Irreverentes e apaixonados, torcedores cearenses têm forma especial de assistir futebol

Conhecidos pelo jeito irreverente de torcer, os cearenses constroem sua identidade também nas praças esportivas, onde preservam tradições seculares na forma como se comportam ao assistir uma partida

Legenda: Os estádios de futebol no Ceará são fundamentais para a formação de uma identidade local, sempre marcada pela irreverência fora e dentro dos palcos esportivos locais
Foto: JL Rosa

Faminto, o torcedor cearense sai de casa em direção ao estádio de futebol. É de praxe "forrar o bucho" antes da bola rolar. Parece exagero, mas a variedade de opções é tamanha que há de se confundir o verdadeiro objetivo do palco esportivo: assistir ou degustar uma feira gastronômica.

O cardápio tem de tudo um pouco, desde macaxeira com chá até carne do sol desfiada com cuscuz. Carro chefe, o espetinho pode ser frango, carne ou coração, só não deixam faltar a farofa. E a música, principalmente o forró, liberado gratuitamente dentro e fora dos estádios.

E o jogo? Já vai começar. O ritual é completado por um equipamento singelo que independe de compreensão. Como o gol, o rádio de pilha é parte da atmosfera do futebol cearense. Conecta quem não entende, atiça os mais fervorosos e enxerga no gramado o que os olhos atentos não veem. Uma mão para gesticular, abraçar o torcedor do lado (conhecido ou não) e segurar o copo (ou comida, mosaico, seja o que for) enquanto a outra fica com o instrumento no "pé do ouvido" em uma tradição secular.

Isso porque as arquibancadas são arenas de debate. Todos aqui são técnicos, dirigentes e até "conhecidos" de jogadores. A veracidade dos fatos tem pouco peso na conversa, que entrelaça todos e os iguala num pedestal de harmonia.

A união da torcida é uma resposta ao desempenho apresentado. Sem perder o lado humorístico de viver, o cearense sabe se irritar e brincar simultaneamente. Se vai bem, aplausos. Nem tanto, impaciência e um "arriégua, macho". O melhor, certamente, é a vaia local. Aos visitantes, o som assusta pela falta de sutileza. Onomatopeia que foge do convencional e do sentido porque não é crítica, mas deboche. O objetivo é o riso.

No Ceará, o espetáculo em campo é dos jogadores, o de fora fica na conta do torcedor. Castelão, Presidente Vargas, Romeirão? visitar um estádio de futebol é se colocar diante da cultura de um povo. A relação é mítica: cearense e esporte nasceram um para o outro.

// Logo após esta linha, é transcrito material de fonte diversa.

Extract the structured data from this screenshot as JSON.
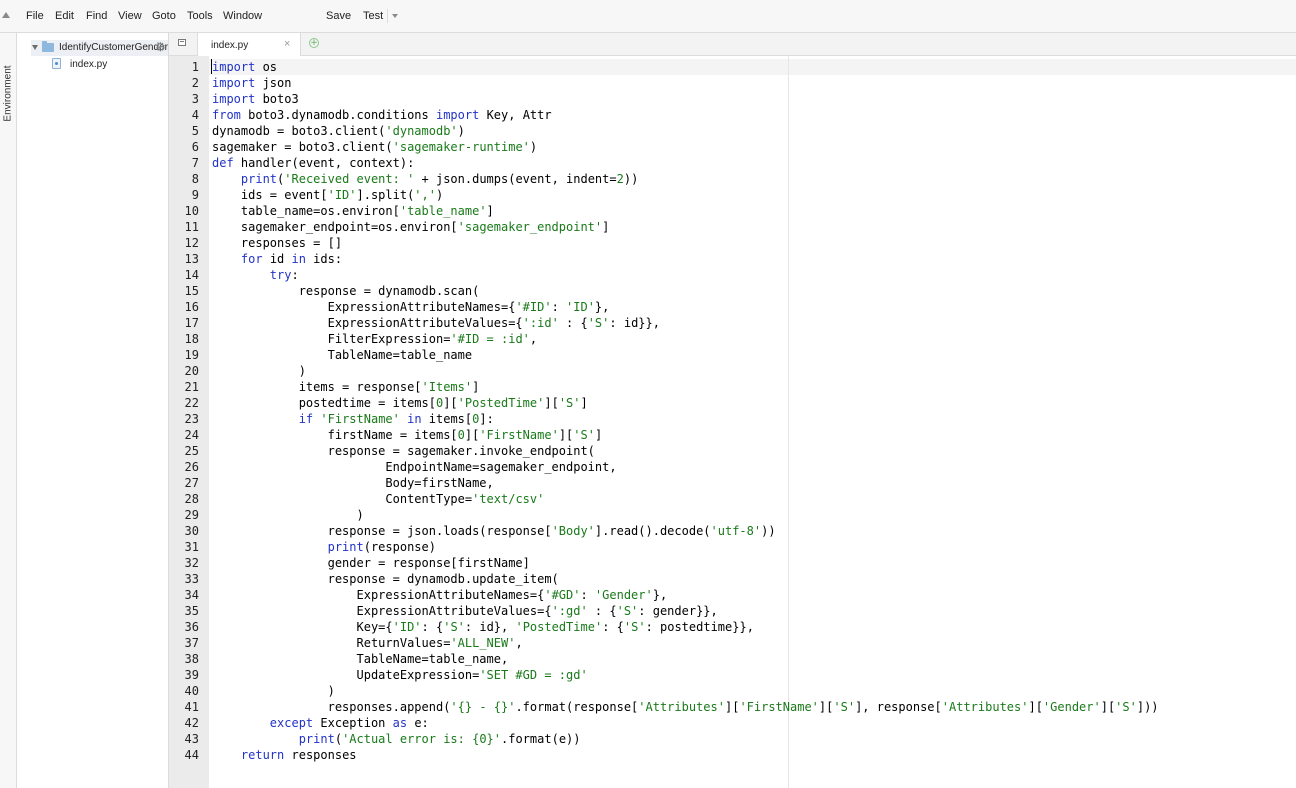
{
  "menu": {
    "items": [
      "File",
      "Edit",
      "Find",
      "View",
      "Goto",
      "Tools",
      "Window",
      "Save",
      "Test"
    ]
  },
  "sidepanel": {
    "label": "Environment"
  },
  "file_tree": {
    "root": "IdentifyCustomerGender",
    "files": [
      "index.py"
    ]
  },
  "tabs": [
    {
      "label": "index.py",
      "close": "×"
    }
  ],
  "new_tab": "+",
  "editor": {
    "language": "python",
    "lines": [
      "import os",
      "import json",
      "import boto3",
      "from boto3.dynamodb.conditions import Key, Attr",
      "dynamodb = boto3.client('dynamodb')",
      "sagemaker = boto3.client('sagemaker-runtime')",
      "def handler(event, context):",
      "    print('Received event: ' + json.dumps(event, indent=2))",
      "    ids = event['ID'].split(',')",
      "    table_name=os.environ['table_name']",
      "    sagemaker_endpoint=os.environ['sagemaker_endpoint']",
      "    responses = []",
      "    for id in ids:",
      "        try:",
      "            response = dynamodb.scan(",
      "                ExpressionAttributeNames={'#ID': 'ID'},",
      "                ExpressionAttributeValues={':id' : {'S': id}},",
      "                FilterExpression='#ID = :id',",
      "                TableName=table_name",
      "            )",
      "            items = response['Items']",
      "            postedtime = items[0]['PostedTime']['S']",
      "            if 'FirstName' in items[0]:",
      "                firstName = items[0]['FirstName']['S']",
      "                response = sagemaker.invoke_endpoint(",
      "                        EndpointName=sagemaker_endpoint,",
      "                        Body=firstName,",
      "                        ContentType='text/csv'",
      "                    )",
      "                response = json.loads(response['Body'].read().decode('utf-8'))",
      "                print(response)",
      "                gender = response[firstName]",
      "                response = dynamodb.update_item(",
      "                    ExpressionAttributeNames={'#GD': 'Gender'},",
      "                    ExpressionAttributeValues={':gd' : {'S': gender}},",
      "                    Key={'ID': {'S': id}, 'PostedTime': {'S': postedtime}},",
      "                    ReturnValues='ALL_NEW',",
      "                    TableName=table_name,",
      "                    UpdateExpression='SET #GD = :gd'",
      "                )",
      "                responses.append('{} - {}'.format(response['Attributes']['FirstName']['S'], response['Attributes']['Gender']['S']))",
      "        except Exception as e:",
      "            print('Actual error is: {0}'.format(e))",
      "    return responses"
    ]
  },
  "colors": {
    "keyword": "#2333c7",
    "string": "#1a7a1a",
    "gutter": "#ebebeb",
    "active_line": "#f4f4f4"
  }
}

Não são as grandes conquistas que marcam essa paixão, mas o ethos do jogo que faz parte de uma identidade, ou melhor, cearensidade que há dentro de cada residente da região. Diante de tantos símbolos culturais, os estádios de futebol são redutos históricos do que é ser alencarino.

Causos do esporte

A presença do público é fundamental para fomentar o amor pelo esporte. E nesse contexto, a torcida cearense se faz viva nos estádios. Independente das campanhas, Ceará, Ferroviário, Fortaleza e tantos outros têm público cativo quando entram em campo.

Os estádios lotados são alvos de célebres memórias para o público, que já se deparou com causos como um strip-tease no PV para promoção de um jogo; vendedores de Marujinho (sorvete similar ao dindim) jogando baralho nas escadas do Castelão antes da partida e até um torcedor dormindo de rede nas dependências do estádio.

O que tem num jogo de futebol no Estado do Ceará?

Vaia cearense
Grito emitido em ocasiões inusitadas, como um gol contra ou drible.

Marujinho 
Gelado ensacado comercializado nos estádios.

Comidas típicas
Carne do sol, farofa, cuscuz e até panelada são vendidos nos dias de jogo.

Forró
Ritmo que embala os torcedores antes da bola rolar.

Humor
Seja perdendo ou ganhando, o riso prevalece na torcida.